Procédure contentieuse antérieure :

M. C...A...a demandé au tribunal administratif de Limoges d'annuler l'arrêté du 6 mars 2018 par lequel le préfet de la Haute-Vienne a décidé son transfert aux autorités belges pour l'examen de sa demande d'asile et de l'arrêté du même jour par lequel le préfet de la Haute-Vienne l'a assigné à résidence.

Par un jugement n° 1800356 du 13 mars 2018, le magistrat désigné par le président du tribunal administratif de Limoges a rejeté la demande de M.A....

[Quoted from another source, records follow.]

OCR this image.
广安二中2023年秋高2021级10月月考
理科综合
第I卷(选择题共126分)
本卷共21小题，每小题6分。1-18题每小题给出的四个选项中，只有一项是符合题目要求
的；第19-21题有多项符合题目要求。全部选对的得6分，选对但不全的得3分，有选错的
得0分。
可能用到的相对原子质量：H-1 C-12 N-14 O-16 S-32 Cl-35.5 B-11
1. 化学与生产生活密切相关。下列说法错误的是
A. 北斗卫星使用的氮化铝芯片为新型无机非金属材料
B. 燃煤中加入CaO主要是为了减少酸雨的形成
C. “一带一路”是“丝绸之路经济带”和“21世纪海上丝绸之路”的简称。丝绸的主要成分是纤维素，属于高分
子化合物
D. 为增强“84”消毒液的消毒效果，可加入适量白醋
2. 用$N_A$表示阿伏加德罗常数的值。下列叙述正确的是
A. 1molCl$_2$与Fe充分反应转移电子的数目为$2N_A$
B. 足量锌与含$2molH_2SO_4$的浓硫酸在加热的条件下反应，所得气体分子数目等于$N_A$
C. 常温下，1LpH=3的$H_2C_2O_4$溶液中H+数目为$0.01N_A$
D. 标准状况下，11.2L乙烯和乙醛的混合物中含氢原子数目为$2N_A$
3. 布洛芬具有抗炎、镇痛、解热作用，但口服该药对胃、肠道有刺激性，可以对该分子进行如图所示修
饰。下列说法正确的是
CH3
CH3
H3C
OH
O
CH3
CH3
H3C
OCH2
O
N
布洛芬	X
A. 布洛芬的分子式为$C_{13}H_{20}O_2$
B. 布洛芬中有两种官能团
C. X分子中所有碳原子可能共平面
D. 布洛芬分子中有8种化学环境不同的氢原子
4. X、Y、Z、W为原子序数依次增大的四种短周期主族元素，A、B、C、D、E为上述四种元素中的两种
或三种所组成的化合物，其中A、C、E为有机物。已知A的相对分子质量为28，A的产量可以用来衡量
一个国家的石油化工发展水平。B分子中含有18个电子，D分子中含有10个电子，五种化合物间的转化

Procédure devant la cour :

Par une requête enregistrée le 12 avril 2018, M.A..., représenté par MeB..., demande à la cour :

1°) d'annuler ce jugement du tribunal administratif de Poitiers du 13 mars 2018 ;

2°) d'annuler l'arrêté du 6 mars 2018 ;

3°) d'enjoindre au préfet de la Haute-Vienne à titre principal de lui délivrer une autorisation provisoire de séjour en vue de l'examen de sa demande d'asile dans un délai de quinze jours et sous astreinte de 100 euros par jour de retard, ou, à titre subsidiaire, de statuer à nouveau sur sa situation.

Il soutient que :

- au titre de la légalité externe, l'arrêté du 6 mars 2018 ordonnant sa remise aux autorités belges est entaché d'illégalité dès lors qu'il n'a pas été mis en mesure de produire des observations avant l'intervention de cet arrêté ; il a en effet été entendu une seule fois lors d'un unique rendez-vous à la préfecture à la suite duquel le fonctionnaire de la préfecture a produit les arrêtés signés auparavant par une autre personne que lui et a procédé à leur notification ; cet entretien a été en l'espèce totalement artificiel, ce qui doit donc entraîner l'annulation de l'arrêté préfectoral ;

- au titre de la légalité interne, même si en vertu de l'article 7 du règlement (UE) n°604/2013 du 26 juin 2013 la faculté pour un Etat, d'examiner une demande de protection est discrétionnaire, l'usage de cette faculté peut faire l'objet dans le cadre d'un contrôle restreint, d'un contrôle de l'erreur manifeste d'appréciation ; en l'espèce, le préfet s'est cru à tort en situation de compétence liée en ne procédant pas à un examen particulier de sa situation personnelle, dès lors que la décision avait été déjà prise avant l'entretien individuel ; par ailleurs, les autorités belges ne lui ont pas notifié d'informations, quant aux règles relatives à l'accord de Dublin, et les formalités auxquelles il a été procédé en préfecture sont dès lors inutiles ; les informations tardives qui lui ont été délivrées perturbent son existence, alors qu'il est inséré dans la société française de par ses activités associatives et constituent un traitement dégradant au sens de l'article 3 de la convention européenne de sauvegarde des droits de l'homme et des libertés fondamentales compte tenu des allers-retours entre différentes autorités nationales auxquels il se trouve soumis alors que son état de santé est précaire ;

- l'arrêté d'assignation à résidence devra être annulé par voie de conséquence de l'annulation de l'arrêté de transfert, alors que par ailleurs, cet acte paraît excessif en ce qu'il impose une présentation quotidienne du requérant au commissariat ce qui instaure un déséquilibre dans sa vie privée et familiale compte tenu de sa santé précaire.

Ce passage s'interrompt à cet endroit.